WASHINGTON, Sept. 30 (UPI) -- Federal Reserve Chairman Ben Bernanke and other regulators told the U.S. Congress they are making progress on implementing financial reform.
Appearing at Thursday's Senate Banking Committee's hearing, Bernanke read from prepared remarks, "The Dodd-Frank Act is an important step forward for financial regulation in the United States and it is essential that the act be carried out expeditiously and effectively."
Enacted in July, the law strengthened the government's oversight of financial system and consumer protection to prevent another financial meltdown.

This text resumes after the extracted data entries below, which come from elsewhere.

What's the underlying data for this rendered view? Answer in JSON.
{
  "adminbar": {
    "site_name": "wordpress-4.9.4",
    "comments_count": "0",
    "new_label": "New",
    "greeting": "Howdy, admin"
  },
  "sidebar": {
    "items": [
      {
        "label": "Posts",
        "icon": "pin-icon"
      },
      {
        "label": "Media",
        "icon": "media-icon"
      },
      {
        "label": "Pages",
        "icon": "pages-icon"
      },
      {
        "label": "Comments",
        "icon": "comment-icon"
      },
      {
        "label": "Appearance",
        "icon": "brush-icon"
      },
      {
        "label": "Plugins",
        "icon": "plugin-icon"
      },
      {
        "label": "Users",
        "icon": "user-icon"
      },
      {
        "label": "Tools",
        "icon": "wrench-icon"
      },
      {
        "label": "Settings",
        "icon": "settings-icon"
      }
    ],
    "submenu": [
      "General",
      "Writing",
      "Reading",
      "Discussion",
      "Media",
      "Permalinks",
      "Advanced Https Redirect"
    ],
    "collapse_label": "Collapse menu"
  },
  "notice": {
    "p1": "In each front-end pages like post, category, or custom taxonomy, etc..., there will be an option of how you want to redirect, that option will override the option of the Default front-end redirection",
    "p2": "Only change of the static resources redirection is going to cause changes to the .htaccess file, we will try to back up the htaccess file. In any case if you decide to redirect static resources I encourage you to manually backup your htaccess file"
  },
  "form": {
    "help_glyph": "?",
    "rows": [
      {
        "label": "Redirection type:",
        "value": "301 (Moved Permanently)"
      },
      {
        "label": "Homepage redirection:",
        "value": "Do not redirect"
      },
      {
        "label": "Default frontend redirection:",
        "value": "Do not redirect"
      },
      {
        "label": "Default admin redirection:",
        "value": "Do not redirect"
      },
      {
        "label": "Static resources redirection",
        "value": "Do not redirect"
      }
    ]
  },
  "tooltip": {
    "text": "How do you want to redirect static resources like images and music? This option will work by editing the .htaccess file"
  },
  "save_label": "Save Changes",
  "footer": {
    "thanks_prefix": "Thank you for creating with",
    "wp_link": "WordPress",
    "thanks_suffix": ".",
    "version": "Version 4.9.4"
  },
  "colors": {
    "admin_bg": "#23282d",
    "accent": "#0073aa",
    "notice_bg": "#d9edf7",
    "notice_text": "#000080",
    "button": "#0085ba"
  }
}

The Fed has the task of writing and implementing 50 new rules and responsibilities, including the supervision of designated non-bank financial firms and applying stronger standards for internationally active banking firms.
Congress left much of the substance of the rules to the discretion of regulators.
Bernanke said the Fed has made a "substantial progress" with Basel III accord, an international banking supervision aiming to constrain bank risk-taking and improve capital quality.
"It was encouraging to see the regulators understand the enormity of the task and implementation of the law," said Mike Konczal, a fellow at the Roosevelt Institute. "There's a lot of potential for lobbying to prevent them (regulators) from making solid rules on the financial markets."
Bernanke stressed that the Fed is working closely with other agencies to implement the sweeping revisions in policy brought about by the new law.
"It is essential that the (overhaul law) be carried out expeditiously and effectively," he said.
Commodity Futures Trading Commission Chairman Gary Gensler said his agency has worked to set a "rigorous clearinghouse system" to improve transparency with the over-the-counter derivative market.
Securities Exchange Commission Chairwoman Mary Schapiro emphasized the coordination with other agencies such as CFCT in rulemaking in derivatives and mortgage-backed securities, presenting a united front on the collaboration needed to pull off the massive undertaking ahead of the various governmental agencies.
But the regulators also talked about the need for autonomy in overseeing their areas of responsibility. Bernanke said independence "is very important for a lot of good reasons," such as providing "multiple sets of eyes."
Federal Deposit Insurance Corporation Chairwoman Sheila Bair discussed the resolution's authority to be put in practice. Under the overhaul law, FDIC has a power to take over a failing financial company such as Lehman Brothers Holdings Inc., and liquidate the business and resolve the liabilities in order to end the taxpayer-funded bailouts.
Lawmakers also raised questions about legal authority of the Financial Stability Oversight Council, a powerful new group created under the reform law that's responsible for monitoring financial risks and promoting market discipline. Headed by Treasury Secretary Timothy Geithner, the council is to have its first meeting Friday.